|"I had question marks over my head while trying to identify it, but it was a majestic mystery."|
The dry leaves for this first flush were quite unusual. I'm used to seeing greens amidst the browns and blacks of Darjeeling teas, but this one was mostly green. It looked like a Mao Feng green tea by appearance alone. Even the scent threw me off. Sure, there were muscatel grape comparisons that could be made, but I also got the impression of other berries in the mix; cranberry particularly. All of these settled on a blanket of smoke. Truly peculiar.
The only brewing instructions per the MTW site were to bring water to a boil, let it cool for a minute, and steep for three minutes.

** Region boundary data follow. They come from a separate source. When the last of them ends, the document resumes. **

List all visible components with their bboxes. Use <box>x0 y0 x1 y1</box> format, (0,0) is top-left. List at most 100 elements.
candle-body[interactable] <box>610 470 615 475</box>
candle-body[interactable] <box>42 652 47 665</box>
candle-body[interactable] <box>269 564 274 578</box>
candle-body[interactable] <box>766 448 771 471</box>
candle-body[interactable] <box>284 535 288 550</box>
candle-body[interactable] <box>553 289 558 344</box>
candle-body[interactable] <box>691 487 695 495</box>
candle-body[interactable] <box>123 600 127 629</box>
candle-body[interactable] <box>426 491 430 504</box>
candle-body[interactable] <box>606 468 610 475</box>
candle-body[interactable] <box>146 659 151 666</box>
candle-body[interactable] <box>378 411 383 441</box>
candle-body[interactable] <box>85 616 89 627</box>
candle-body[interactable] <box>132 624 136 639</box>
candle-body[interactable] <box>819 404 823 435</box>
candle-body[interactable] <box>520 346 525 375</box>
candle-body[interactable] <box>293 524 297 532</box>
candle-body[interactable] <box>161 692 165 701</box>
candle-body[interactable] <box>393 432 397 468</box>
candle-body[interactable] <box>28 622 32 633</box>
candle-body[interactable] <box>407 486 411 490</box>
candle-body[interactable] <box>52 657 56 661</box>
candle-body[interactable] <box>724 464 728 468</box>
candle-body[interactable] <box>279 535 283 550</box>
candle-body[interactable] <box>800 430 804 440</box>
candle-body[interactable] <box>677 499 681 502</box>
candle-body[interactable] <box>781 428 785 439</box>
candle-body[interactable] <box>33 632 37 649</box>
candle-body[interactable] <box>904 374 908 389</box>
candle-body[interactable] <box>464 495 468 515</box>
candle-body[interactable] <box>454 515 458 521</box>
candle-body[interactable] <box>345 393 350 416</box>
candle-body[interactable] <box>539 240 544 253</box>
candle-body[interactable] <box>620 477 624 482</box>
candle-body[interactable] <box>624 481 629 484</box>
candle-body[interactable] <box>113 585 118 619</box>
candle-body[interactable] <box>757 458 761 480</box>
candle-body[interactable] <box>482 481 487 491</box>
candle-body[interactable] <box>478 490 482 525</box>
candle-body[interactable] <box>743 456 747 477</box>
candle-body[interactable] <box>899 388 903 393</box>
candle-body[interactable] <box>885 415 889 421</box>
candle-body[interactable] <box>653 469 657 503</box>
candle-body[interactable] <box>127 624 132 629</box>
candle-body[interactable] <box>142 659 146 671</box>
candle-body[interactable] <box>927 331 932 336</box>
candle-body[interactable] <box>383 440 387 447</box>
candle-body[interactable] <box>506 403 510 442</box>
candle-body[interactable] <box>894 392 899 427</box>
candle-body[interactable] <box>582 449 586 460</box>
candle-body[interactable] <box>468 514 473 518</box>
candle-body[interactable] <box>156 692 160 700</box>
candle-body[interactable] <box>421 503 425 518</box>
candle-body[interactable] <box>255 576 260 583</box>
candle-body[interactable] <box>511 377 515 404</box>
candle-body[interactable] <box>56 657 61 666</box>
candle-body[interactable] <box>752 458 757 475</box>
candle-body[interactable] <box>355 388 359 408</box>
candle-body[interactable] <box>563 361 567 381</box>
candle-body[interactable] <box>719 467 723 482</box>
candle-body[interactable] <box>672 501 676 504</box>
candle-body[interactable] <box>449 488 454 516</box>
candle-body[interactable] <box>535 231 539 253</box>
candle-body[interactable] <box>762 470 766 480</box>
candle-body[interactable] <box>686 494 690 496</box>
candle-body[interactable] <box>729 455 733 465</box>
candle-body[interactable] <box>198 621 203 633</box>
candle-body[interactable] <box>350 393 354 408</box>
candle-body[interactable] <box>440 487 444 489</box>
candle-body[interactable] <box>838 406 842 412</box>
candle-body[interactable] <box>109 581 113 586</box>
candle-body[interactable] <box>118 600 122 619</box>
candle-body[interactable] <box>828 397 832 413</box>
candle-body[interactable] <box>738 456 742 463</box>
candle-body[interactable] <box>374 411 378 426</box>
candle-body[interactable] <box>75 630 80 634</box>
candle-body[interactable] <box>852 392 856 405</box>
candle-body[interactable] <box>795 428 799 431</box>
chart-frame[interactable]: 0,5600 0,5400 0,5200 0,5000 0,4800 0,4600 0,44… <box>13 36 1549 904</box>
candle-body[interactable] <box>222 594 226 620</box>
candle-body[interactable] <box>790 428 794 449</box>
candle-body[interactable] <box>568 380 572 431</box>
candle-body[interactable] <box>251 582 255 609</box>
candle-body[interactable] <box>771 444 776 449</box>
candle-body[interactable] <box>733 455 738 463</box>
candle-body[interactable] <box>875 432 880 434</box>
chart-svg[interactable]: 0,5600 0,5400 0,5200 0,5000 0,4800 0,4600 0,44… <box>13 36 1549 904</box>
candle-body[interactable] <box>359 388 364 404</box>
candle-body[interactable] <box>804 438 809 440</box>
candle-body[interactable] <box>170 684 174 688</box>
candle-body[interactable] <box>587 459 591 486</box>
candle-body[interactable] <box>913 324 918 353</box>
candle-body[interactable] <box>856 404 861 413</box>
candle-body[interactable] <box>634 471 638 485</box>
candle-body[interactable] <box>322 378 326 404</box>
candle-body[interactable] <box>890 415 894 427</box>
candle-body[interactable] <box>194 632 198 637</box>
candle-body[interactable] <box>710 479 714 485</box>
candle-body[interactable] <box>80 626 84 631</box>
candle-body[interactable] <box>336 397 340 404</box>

I've had better success at actually monitoring the water and shutting it off before it reaches a boil, then infusing for the needed time. It worked for second flush, anyway. I did this with 1 teaspoon-worth.
While the tea profile stated that the infusion should be a vibrant gold, it yielded a somewhat pale infusion. Not unattractive, just understated to the eye; bright, to be sure. The aroma was smoky and spicy with a hint of malt and grape, but it also had a grassy factor that was actually quite inviting. As for flavor, I wouldn't know this as a black tea if I was blindly tasting. It felt like a green/white fusion on the tongue. Alarming, yes, but not unwelcome. Unlike a green tea, however, there was no vegetal kick to it. And unlike a black tea, little-to-no bitterness.
I haven't been this stumped by a Darjeeling since sampling a Goomtee "yellow" orange pekoe. Unlike that experience, though, I can say for certainty that I liked it. I had question marks over my head while trying to identify it, but it was a majestic mystery. For people getting started on Darjeelings, I'd say go for this first. There may be better, more bodied ones out there, yet this makes a great baby step.